The fund was established during last year’s global climate summit in Egypt. Earlier this month, a committee made up of several participating countries presented details on how to set up the fund to compensate developing countries for the impact of climate change.
In its proposal, the committee called for developed countries to voluntarily contribute to the fund, which will be managed in the interim by the World Bank.
Kerry’s promise to contribute several million to the fund was met with criticism from climate activists and civil society groups who say it is far too little from the country they claim is most responsible for climate change.
ActionAid USA’s Brandon Wu told Bloomberg that Kerry’s promised contribution was “almost an insult.” Wu said the United States is responsible for around 25 percent of greenhouse gas emissions and the country’s share of the fund should reach $70 billion a year by 2030.

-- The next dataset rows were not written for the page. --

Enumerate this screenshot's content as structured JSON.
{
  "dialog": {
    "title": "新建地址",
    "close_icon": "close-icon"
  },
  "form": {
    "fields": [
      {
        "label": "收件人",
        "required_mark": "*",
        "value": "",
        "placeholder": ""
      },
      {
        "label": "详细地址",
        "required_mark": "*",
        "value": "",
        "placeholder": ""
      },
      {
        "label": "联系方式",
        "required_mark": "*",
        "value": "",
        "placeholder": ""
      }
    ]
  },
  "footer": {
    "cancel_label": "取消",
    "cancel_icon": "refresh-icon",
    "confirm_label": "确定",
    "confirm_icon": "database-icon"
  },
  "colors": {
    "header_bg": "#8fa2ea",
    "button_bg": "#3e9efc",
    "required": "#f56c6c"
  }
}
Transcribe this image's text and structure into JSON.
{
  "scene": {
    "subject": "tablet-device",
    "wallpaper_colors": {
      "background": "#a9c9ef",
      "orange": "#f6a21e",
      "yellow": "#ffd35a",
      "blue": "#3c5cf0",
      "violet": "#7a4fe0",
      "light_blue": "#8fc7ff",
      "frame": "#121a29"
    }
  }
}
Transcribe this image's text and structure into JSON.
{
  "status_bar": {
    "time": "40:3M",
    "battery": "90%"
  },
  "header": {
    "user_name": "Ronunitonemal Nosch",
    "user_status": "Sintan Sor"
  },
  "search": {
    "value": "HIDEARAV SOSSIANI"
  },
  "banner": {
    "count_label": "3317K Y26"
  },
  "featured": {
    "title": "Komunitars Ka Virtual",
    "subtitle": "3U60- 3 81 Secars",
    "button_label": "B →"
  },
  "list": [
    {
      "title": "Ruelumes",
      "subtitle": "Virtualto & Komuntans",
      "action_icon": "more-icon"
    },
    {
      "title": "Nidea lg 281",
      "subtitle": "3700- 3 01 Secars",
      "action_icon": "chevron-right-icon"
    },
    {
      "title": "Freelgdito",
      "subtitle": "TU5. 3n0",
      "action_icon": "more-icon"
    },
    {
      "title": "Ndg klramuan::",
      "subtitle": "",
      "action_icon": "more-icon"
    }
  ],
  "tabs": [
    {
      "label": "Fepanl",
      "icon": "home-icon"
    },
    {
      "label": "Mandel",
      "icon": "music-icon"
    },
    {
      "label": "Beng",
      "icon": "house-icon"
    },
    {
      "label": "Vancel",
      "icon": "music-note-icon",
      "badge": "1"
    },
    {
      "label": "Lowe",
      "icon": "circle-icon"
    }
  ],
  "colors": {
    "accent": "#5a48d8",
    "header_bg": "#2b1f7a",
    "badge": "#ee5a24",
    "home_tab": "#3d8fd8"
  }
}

According to Wu, while Kerry’s promised “several million” would be “better than nothing,” it would be far short of “truly meaningful.”
The world’s developing nations have asked for around $100 billion a year to combat their losses due to climate change. While projections of potential climate-related damage vary, the general estimate is hundreds of billions a year by 2030 reaching trillions by 2050.
Harjeet Singh of Climate Action Network International told Bloomberg that Kerry’s promised contribution would fall short given the “urgent and substantial action required.” Singh accused the United States of shirking its responsibilities in the fight against climate change.